MAGNETIC pulses used to stimulate the brain could have a profound effect on the treatment of epilepsy, stroke, depression, schizophrenia and Parkinson’s disease.
New research from the University of WA and France’s Université Pierre et Marie Curie tested repetitive transcranial magnetic stimulation (rTMS) on mice to help better understand human neurological conditions.
Research Associate Professor Jennifer Rodger, from UWA’s School of Animal Biology, said magnetic fields have been used since the 1980s.
“A study showed that by stimulating specific parts of the cortex using a magnetic field, an electrical field is induced in the brain which then causes muscle contraction in specific areas of the body,” she said.
“This technique was used to map the cortex and is still used in stroke patients to see which parts of the cortex are no longer working. It was then taken further when researchers noticed that if you give multiple pulses, long-term changes in brain excitability occur, outlasting the duration of the pulses.
“This was thought to have great potential for therapeutic purposes and is now used in many neurological conditions and mental illnesses but there’s little understanding of how it actually works.”

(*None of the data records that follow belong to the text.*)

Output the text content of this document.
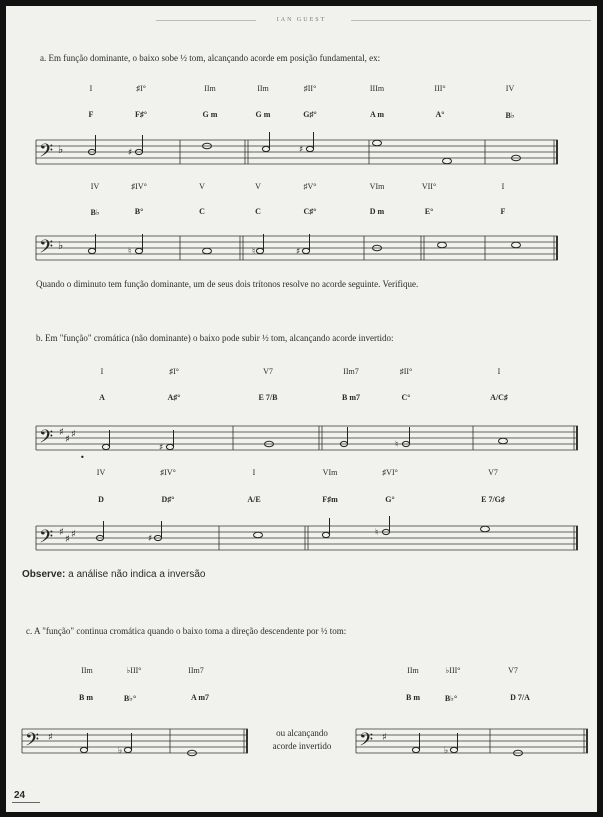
IAN GUEST
a. Em função dominante, o baixo sobe ½ tom, alcançando acorde em posição fundamental, ex:
I	♯I°	IIm	IIm	♯II°	IIIm	III°	IV
F	F♯°	G m	G m	G♯°	A m	A°	B♭
𝄢 ♭	♯	♯
IV	♯IV°	V	V	♯V°	VIm	VII°	I
B♭	B°	C	C	C♯°	D m	E°	F
𝄢 ♭	♮	♮	♯
Quando o diminuto tem função dominante, um de seus dois trítonos resolve no acorde seguinte. Verifique.
b. Em "função" cromática (não dominante) o baixo pode subir ½ tom, alcançando acorde invertido:
I	♯I°	V7	IIm7	♯II°	I
A	A♯°	E 7/B	B m7	C°	A/C♯
𝄢 ♯
♯ ♯
♯	♮
•
IV	♯IV°	I	VIm	♯VI°	V7
D	D♯°	A/E	F♯m	G°	E 7/G♯
𝄢 ♯
♯ ♯	♯
♮
Observe: a análise não indica a inversão
c. A "função" continua cromática quando o baixo toma a direção descendente por ½ tom:
IIm	♭III°	IIm7	IIm	♭III°	V7
B m	B♭°	A m7	B m	B♭°	D 7/A
𝄢 ♯
♭
ou alcançando
acorde invertido	𝄢 ♯
♭
24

A small copper coil was attached to a pulse generator to deliver pulsed magnetic fields, roughly the size of a mouse’s head. Perth company Global Energy Medicine provided magnetic field generators, usually used to treat musculoskeletal disorders, for the research.
While the mice used in Associate Professor Rodger’s work were not a model of human disease but did have abnormal connections in the brain. Knockout mice, which do not express the axon guidance molecules ephrin-A2 and ephrin-A5, were used.
“That means during development of these mice, the neurons in the brain don’t have any signposts to tell them where to go, so they make some correct connections but also a lot of incorrect connections,” Associate Professor Rodger says.
“We measured the accuracy of connections by electrophysiology and anatomical tracing techniques and showed the number of inaccurate connections was reduced by about 50 per cent. We also measured mice behaviour which improved and correlated with the improvement we saw in their brain connectivity.”
Similar studies have been carried out on humans to treat depression and Professor Rodger’s team is now submitting grant applications to measure how stimulation protocols affect excitability in the human brain.
“The next step will be studying how rTMS can affect the injured brain and we hope our studies will contribute to improving clinical procedures in the next two to three years,” she says.